Les critiques voient cependant le langage vague de la loi comme une tentative délibérée d'étouffer la parole et de faire réfléchir les éducateurs à deux fois avant d'aborder le sujet.

« Êtes-vous autorisé à parler de l’occupation de la Cisjordanie ? a déclaré Jenin Younes, directrice juridique nationale du Comité américano-arabe contre la discrimination. « Avez-vous le droit de parler de la Nakba du point de vue des Palestiniens en 1948 ? Ce n'est pas clair. »

Younes a déclaré qu'elle était également troublée par une disposition qui permet à quiconque – pas seulement aux étudiants ou aux parents – de déposer une plainte pour antisémitisme. Cela, dit-elle, « ouvre la porte à des personnes extérieures qui veulent harceler les enseignants ».

Certains éducateurs partagent ces préoccupations. Mara Harvey, professeure juive d'études sociales au Discovery High School de Sacramento, a écrit un article d'opinion qualifiant la loi californienne de « mauvaise réponse à un problème réel » et faisant partie d'une campagne plus large visant à introduire « une censure de droite, à la Trump, dans les écoles californiennes ».

« Considérez ce que cela pourrait signifier dans une vraie salle de classe : un étudiant apporte un article de Haaretz (l'un des journaux les plus respectés d'Israël) critiquant la politique du gouvernement. Une discussion sur ce sujet pourrait-elle être considérée comme antisémite ? » Harvey a écrit. « Oui, c'est possible. »

Combattre l'antisémitisme ou « s'en prendre aux enseignants » ?

Des débats similaires sur les programmes scolaires ont eu lieu dans les écoles de tout le pays. À Plano, au Texas, une classe de lycée a utilisé un jeu de style Jeopardy avec le message suivant : « Un groupe qui veut récupérer le pays qu’il a perdu face à Israël ». La bonne réponse : « Qui sont les Palestiniens ?
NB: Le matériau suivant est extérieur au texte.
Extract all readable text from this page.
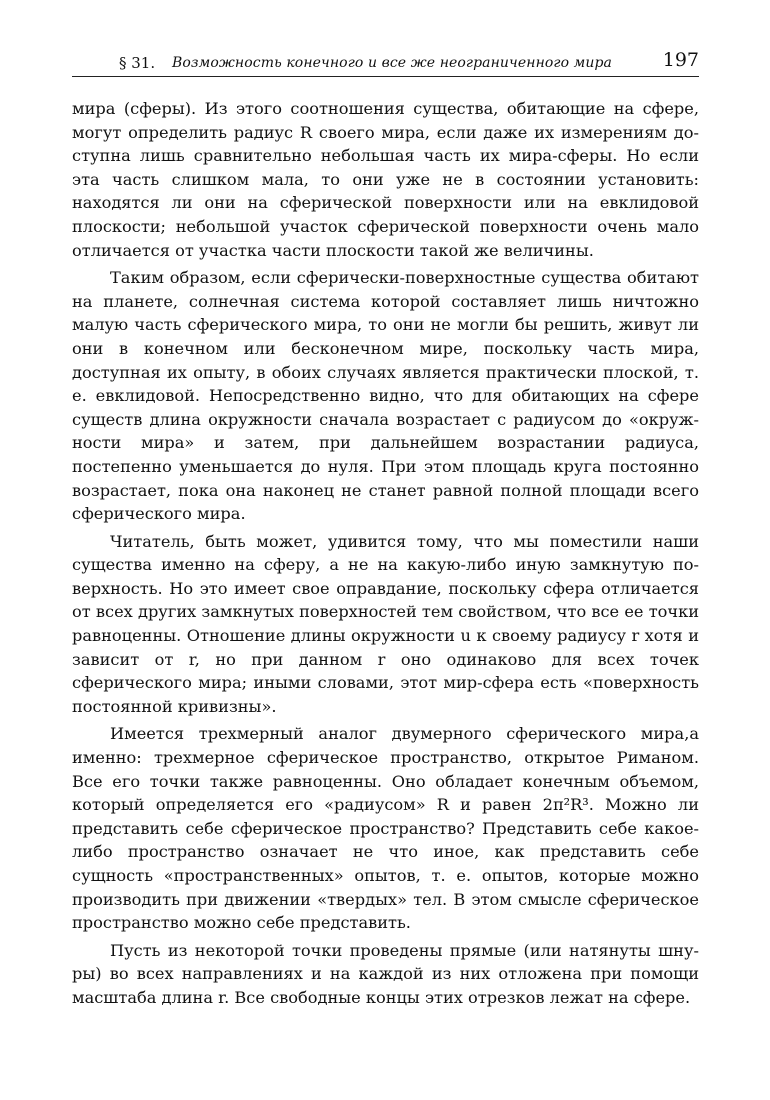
§ 31. Возможность конечного и все же неограниченного мира	197

мира (сферы). Из этого соотношения существа, обитающие на сфере, могут определить радиус R своего мира, если даже их измерениям доступна лишь сравнительно небольшая часть их мира-сферы. Но если эта часть слишком мала, то они уже не в состоянии установить: находятся ли они на сферической поверхности или на евклидовой плоскости; небольшой участок сферической поверхности очень мало отличается от участка части плоскости такой же величины.

Таким образом, если сферически-поверхностные существа обитают на планете, солнечная система которой составляет лишь ничтожно малую часть сферического мира, то они не могли бы решить, живут ли они в конечном или бесконечном мире, поскольку часть мира, доступная их опыту, в обоих случаях является практически плоской, т. е. евклидовой. Непосредственно видно, что для обитающих на сфере существ длина окружности сначала возрастает с радиусом до «окружности мира» и затем, при дальнейшем возрастании радиуса, постепенно уменьшается до нуля. При этом площадь круга постоянно возрастает, пока она наконец не станет равной полной площади всего сферического мира.

Читатель, быть может, удивится тому, что мы поместили наши существа именно на сферу, а не на какую-либо иную замкнутую поверхность. Но это имеет свое оправдание, поскольку сфера отличается от всех других замкнутых поверхностей тем свойством, что все ее точки равноценны. Отношение длины окружности u к своему радиусу r хотя и зависит от r, но при данном r оно одинаково для всех точек сферического мира; иными словами, этот мир-сфера есть «поверхность постоянной кривизны».

Имеется трехмерный аналог двумерного сферического мира,а именно: трехмерное сферическое пространство, открытое Риманом. Все его точки также равноценны. Оно обладает конечным объемом, который определяется его «радиусом» R и равен 2π²R³. Можно ли представить себе сферическое пространство? Представить себе какое-либо пространство означает не что иное, как представить себе сущность «пространственных» опытов, т. е. опытов, которые можно производить при движении «твердых» тел. В этом смысле сферическое пространство можно себе представить.

Пусть из некоторой точки проведены прямые (или натянуты шнуры) во всех направлениях и на каждой из них отложена при помощи масштаба длина r. Все свободные концы этих отрезков лежат на сфере.
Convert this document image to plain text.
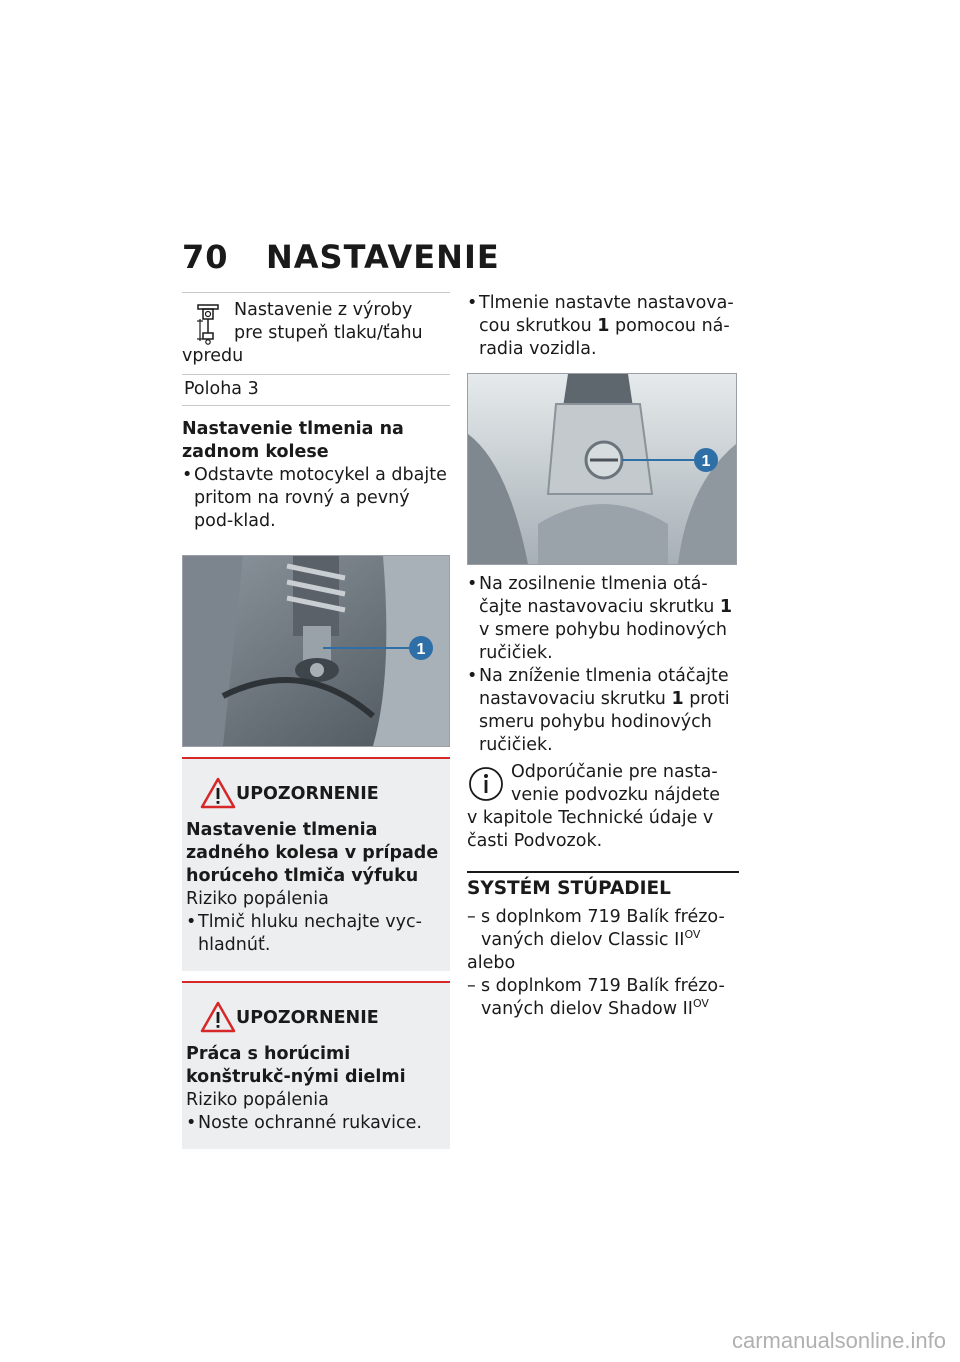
70 NASTAVENIE
Nastavenie z výroby
pre stupeň tlaku/ťahu
vpredu
Poloha 3
Nastavenie tlmenia na
zadnom kolese
• Odstavte motocykel a dbajte pritom na rovný a pevný pod-klad.
1
UPOZORNENIE
Nastavenie tlmenia zadného kolesa v prípade horúceho tlmiča výfuku
Riziko popálenia
• Tlmič hluku nechajte vyc-hladnúť.
UPOZORNENIE
Práca s horúcimi konštrukč-nými dielmi
Riziko popálenia
• Noste ochranné rukavice.
• Tlmenie nastavte nastavova-cou skrutkou 1 pomocou ná-radia vozidla.
1
• Na zosilnenie tlmenia otá-čajte nastavovaciu skrutku 1 v smere pohybu hodinových ručičiek.
• Na zníženie tlmenia otáčajte nastavovaciu skrutku 1 proti smeru pohybu hodinových ručičiek.
Odporúčanie pre nasta-
venie podvozku nájdete
v kapitole Technické údaje v časti Podvozok.
SYSTÉM STÚPADIEL
– s doplnkom 719 Balík frézo-vaných dielov Classic $II^{OV}$
alebo
– s doplnkom 719 Balík frézo-vaných dielov Shadow $II^{OV}$
carmanualsonline.info
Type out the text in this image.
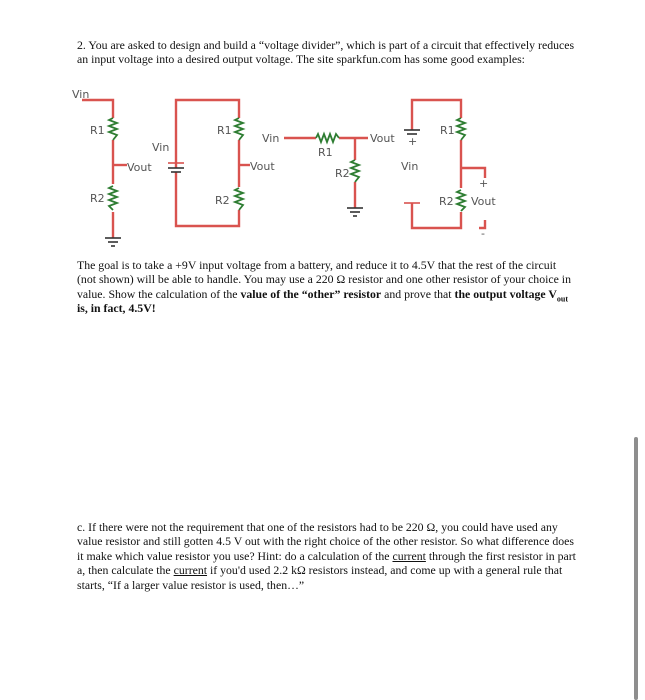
2. You are asked to design and build a “voltage divider”, which is part of a circuit that effectively reduces an input voltage into a desired output voltage. The site sparkfun.com has some good examples:

Vin
R1
Vout
R2
Vin
R1
Vout
R2
Vin
R1
Vout +
R2
Vin
R1
+
R2 Vout
-

The goal is to take a +9V input voltage from a battery, and reduce it to 4.5V that the rest of the circuit (not shown) will be able to handle. You may use a 220 Ω resistor and one other resistor of your choice in value. Show the calculation of the value of the “other” resistor and prove that the output voltage $V_{out}$ is, in fact, 4.5V!

c. If there were not the requirement that one of the resistors had to be 220 Ω, you could have used any value resistor and still gotten 4.5 V out with the right choice of the other resistor. So what difference does it make which value resistor you use? Hint: do a calculation of the current through the first resistor in part a, then calculate the current if you'd used 2.2 kΩ resistors instead, and come up with a general rule that starts, “If a larger value resistor is used, then…”
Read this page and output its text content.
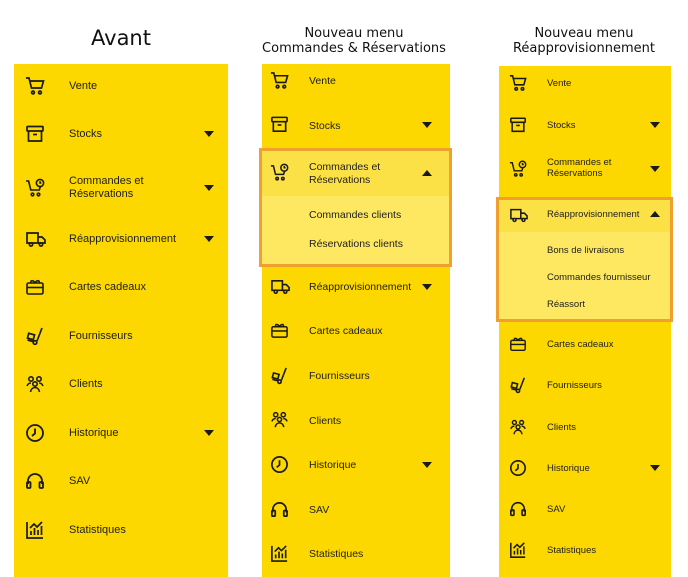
Avant	Nouveau menu
Commandes & Réservations
Nouveau menu
Réapprovisionnement
Vente
Stocks
Commandes et
Réservations
Réapprovisionnement
Cartes cadeaux
Fournisseurs
Clients
Historique
SAV
Statistiques
Vente
Stocks
Commandes et
Réservations
Commandes clients
Réservations clients
Réapprovisionnement
Cartes cadeaux
Fournisseurs
Clients
Historique
SAV
Statistiques
Vente
Stocks
Commandes et
Réservations
Réapprovisionnement
Bons de livraisons
Commandes fournisseur
Réassort
Cartes cadeaux
Fournisseurs
Clients
Historique
SAV
Statistiques
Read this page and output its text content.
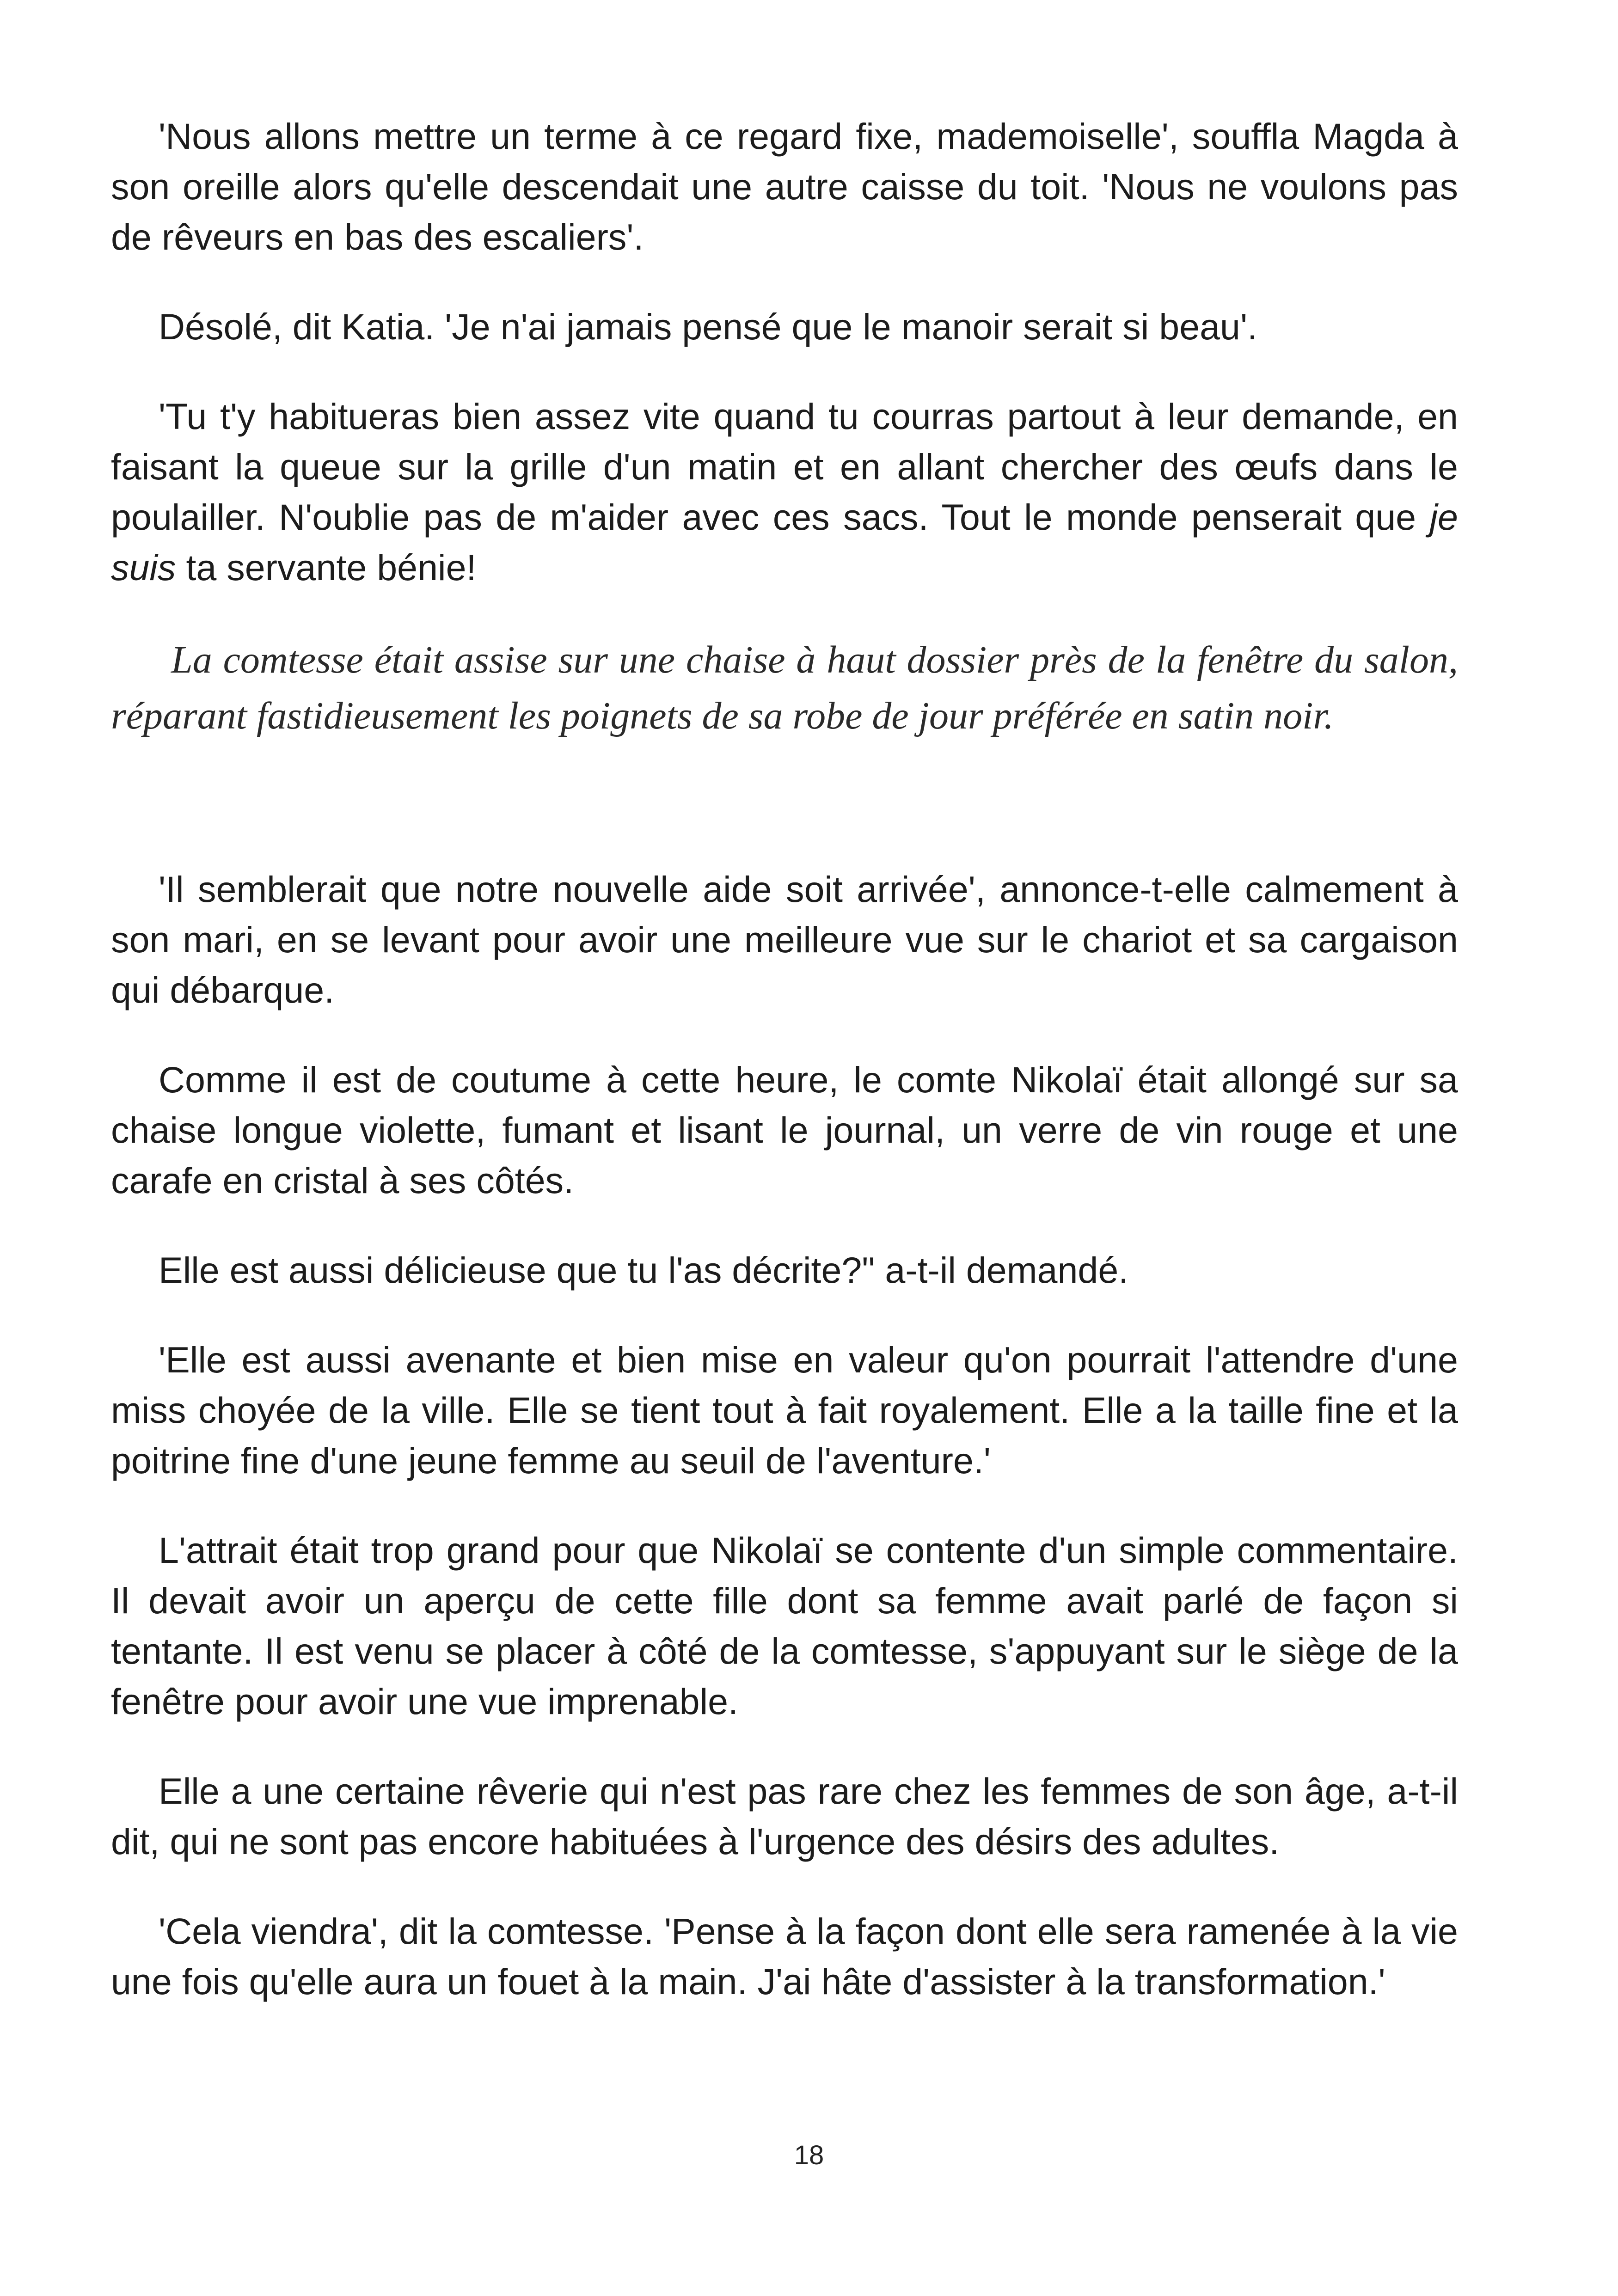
'Nous allons mettre un terme à ce regard fixe, mademoiselle', souffla Magda à son oreille alors qu'elle descendait une autre caisse du toit. 'Nous ne voulons pas de rêveurs en bas des escaliers'.

Désolé, dit Katia. 'Je n'ai jamais pensé que le manoir serait si beau'.

'Tu t'y habitueras bien assez vite quand tu courras partout à leur demande, en faisant la queue sur la grille d'un matin et en allant chercher des œufs dans le poulailler. N'oublie pas de m'aider avec ces sacs. Tout le monde penserait que je suis ta servante bénie!

La comtesse était assise sur une chaise à haut dossier près de la fenêtre du salon, réparant fastidieusement les poignets de sa robe de jour préférée en satin noir.

'Il semblerait que notre nouvelle aide soit arrivée', annonce-t-elle calmement à son mari, en se levant pour avoir une meilleure vue sur le chariot et sa cargaison qui débarque.

Comme il est de coutume à cette heure, le comte Nikolaï était allongé sur sa chaise longue violette, fumant et lisant le journal, un verre de vin rouge et une carafe en cristal à ses côtés.

Elle est aussi délicieuse que tu l'as décrite?" a-t-il demandé.

'Elle est aussi avenante et bien mise en valeur qu'on pourrait l'attendre d'une miss choyée de la ville. Elle se tient tout à fait royalement. Elle a la taille fine et la poitrine fine d'une jeune femme au seuil de l'aventure.'

L'attrait était trop grand pour que Nikolaï se contente d'un simple commentaire. Il devait avoir un aperçu de cette fille dont sa femme avait parlé de façon si tentante. Il est venu se placer à côté de la comtesse, s'appuyant sur le siège de la fenêtre pour avoir une vue imprenable.

Elle a une certaine rêverie qui n'est pas rare chez les femmes de son âge, a-t-il dit, qui ne sont pas encore habituées à l'urgence des désirs des adultes.

'Cela viendra', dit la comtesse. 'Pense à la façon dont elle sera ramenée à la vie une fois qu'elle aura un fouet à la main. J'ai hâte d'assister à la transformation.'

18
En août, le procureur général du Texas, Ken Paxton, a lancé une enquête sur le district scolaire indépendant de Plano, écrivant dans une lettre que « des informations ont circulé selon lesquelles les enseignants présentent des documents biaisés et insistent pour que les élèves adoptent un point de vue pro-palestinien ».

« Tout enseignant ou administrateur qui a facilité ou soutenu une rhétorique anti-israélienne radicale dans nos écoles devrait être licencié immédiatement », a écrit Paxton sur X.

Dans un communiqué, le district scolaire a déclaré que les allégations d’antisémitisme étaient fausses et équivalaient à un « théâtre politique ».

D’autres États se demandent également comment lutter au mieux contre les préjugés présumés dans les écoles.

Au Kansas, une loi adoptée en mai interdit « d’incorporer ou d’autoriser le financement de programmes antisémites ».

L'Arizona a envisagé une approche encore plus dure. La gouverneure démocrate Katie Hobbs a opposé son veto à un projet de loi qui aurait permis aux parents de poursuivre en justice les éducateurs qui enseignent l’antisémitisme – ce qui signifie que les enseignants auraient été personnellement responsables des honoraires d’avocat et des dommages financiers.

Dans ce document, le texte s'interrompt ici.